La mejora del grupo, tanto en los aprendizajes como en la convivencia era notoria, aún más asombroso en aquellos casos en los que el alumnado, como Abel, habían sido dados por desahuciados. Sin embargo, ahora comienza a ser considerado como igual por el resto del grupo, a respetar y ser respetado por sus compañeros y compañeras, a cumplir las normas de clase (con dificultad permanecía sentado más de cinco minutos), se produce el inicio de esa transformación personal y social que hasta entonces no conseguíamos.

Con la confianza y el apoyo de sus compañeros y compañeras, Abel fue elegido portavoz ante el colegio para representar a su grupo en la celebración del día del libro. La mejora en el habla de Abel fue tal, que consiguió enmudecer a todos los presentes, que esperaban un inevitable desastre.

Su evolución en el grupo fue mejorando poco a poco, hasta finalizar la etapa de educación primaria, prácticamente al nivel de sus compañeros y compañeras, pero sobre todo, consiguió convertirse en uno más del grupo, que trabajaba y respetaba, a todas las personas que tenía a su alrededor.
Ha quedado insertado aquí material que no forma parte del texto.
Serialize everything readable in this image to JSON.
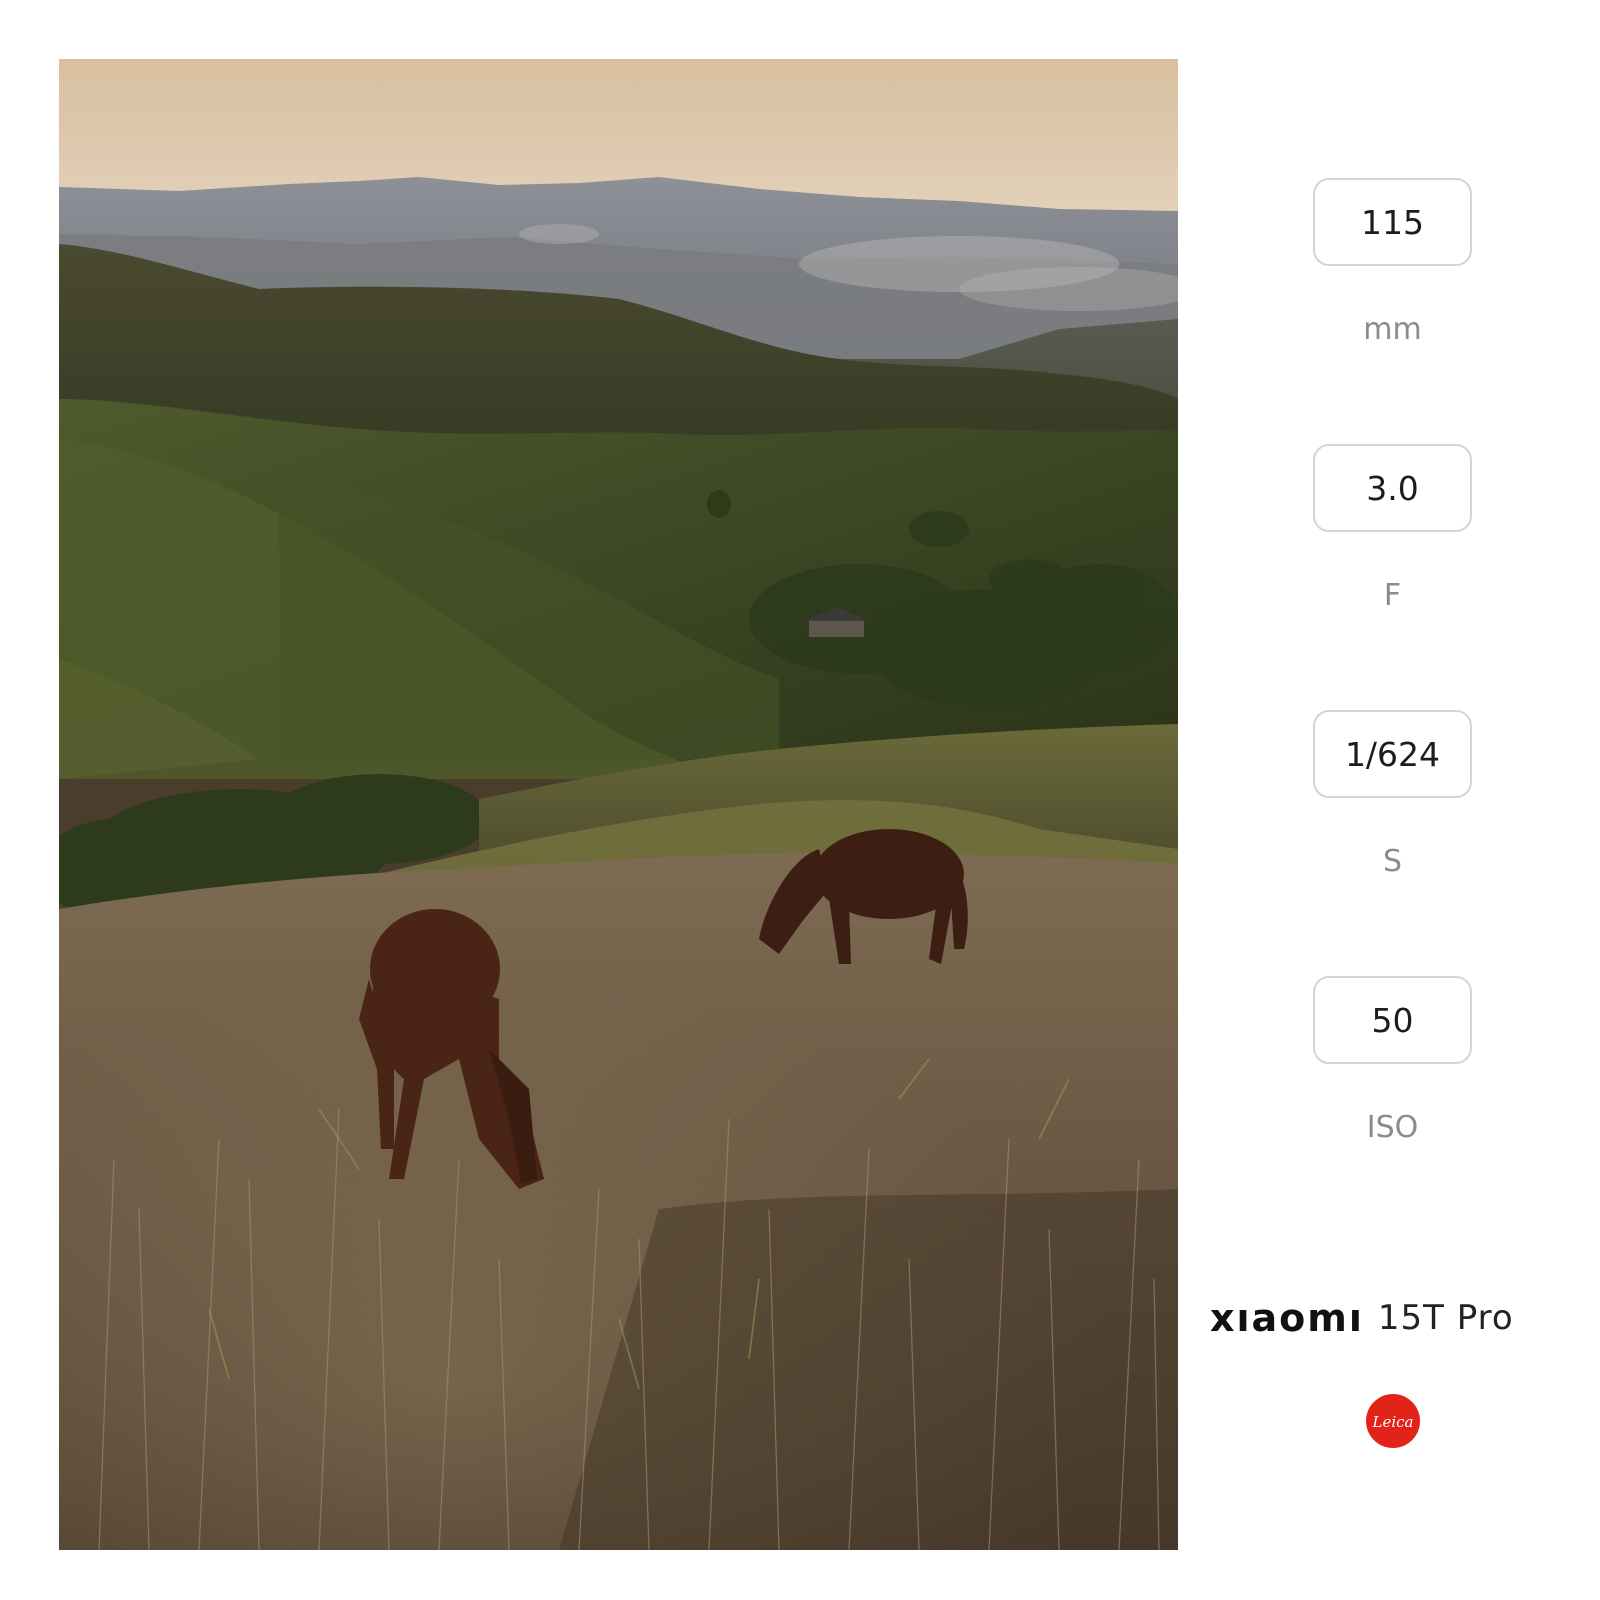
{
  "specs": [
    {
      "value": "115",
      "unit": "mm"
    },
    {
      "value": "3.0",
      "unit": "F"
    },
    {
      "value": "1/624",
      "unit": "S"
    },
    {
      "value": "50",
      "unit": "ISO"
    }
  ],
  "brand": {
    "name": "xıaomı",
    "model": "15T Pro",
    "logo": "Leica"
  },
  "colors": {
    "leica_red": "#e2231a",
    "sky_top": "#d7bfa1",
    "sky_low": "#e8d9c4",
    "hills": "#3d4224",
    "grass": "#6b5a44",
    "horse": "#4a2414"
  }
}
Se puede resaltar la importancia de este caso, no solo por la mejora individual provocada en Abel, que ha sido más que evidente, sino por la mejora del contexto en el que cada día este alumno tenía que "sobrevivir".

Tras el cambio metodológico, este se convierte en un contexto enriquecedor para todos y todas, en el que se producen situaciones de aprendizaje constantemente.

El Proyecto Roma, como cambio y elemento enriquecedor de contextos educativos, nos ha ayudado a comprender que, respetando a cada persona con sus peculiaridades, éstas aprenden y nosotros aprendemos con ellas. Sería extraordinario que las niñas y niños, adolescentes y jóvenes, refugiados, desplazados a la fuerza, apátridas, migrantes o autóctonos, solos o acompañados, tuvieran de hecho, no solo de derecho, la experiencia escolar que ha vivido Abel.

Algunas referencias bibliográficas

BRUNER, J. (1997). La educación, puerta de la cultura. Madrid. Visor.

DEWEY, J. (1971). Democracia y Educación. Buenos Aires. Losada

HABERMAS, J. (1987). Teoría de la Acción Comunicativa I. Madrid. Taurus

LÓPEZ MELERO, M. (2018): Fundamentos y Prácticas Inclusivas en el Proyecto Roma. Madrid: Morata

LURIA, A. R. (1974): El cerebro en acción. Barcelona. Fontanella.

MATURANA, H. (1994). El sentido de lo humano. Santiago de Chile: Dolmen

VYGOTSKY, L. S. (1979): El desarrollo de los procesos psicológicos superiores. Barcelona: Crítica.

[1] Abel es un nombre ficticio de un niño real.

[2] Para un conocimiento más detallado del modelo, os remitimos al libro Fundamentos y prácticas inclusivas en el Proyecto Roma(López Melero, M. Madrid: Morata, 2018)

Las opiniones expresadas en este blog pertenecen al autor y no reflejan necesariamente ninguna política o posición oficial de la Internacional de la Educación.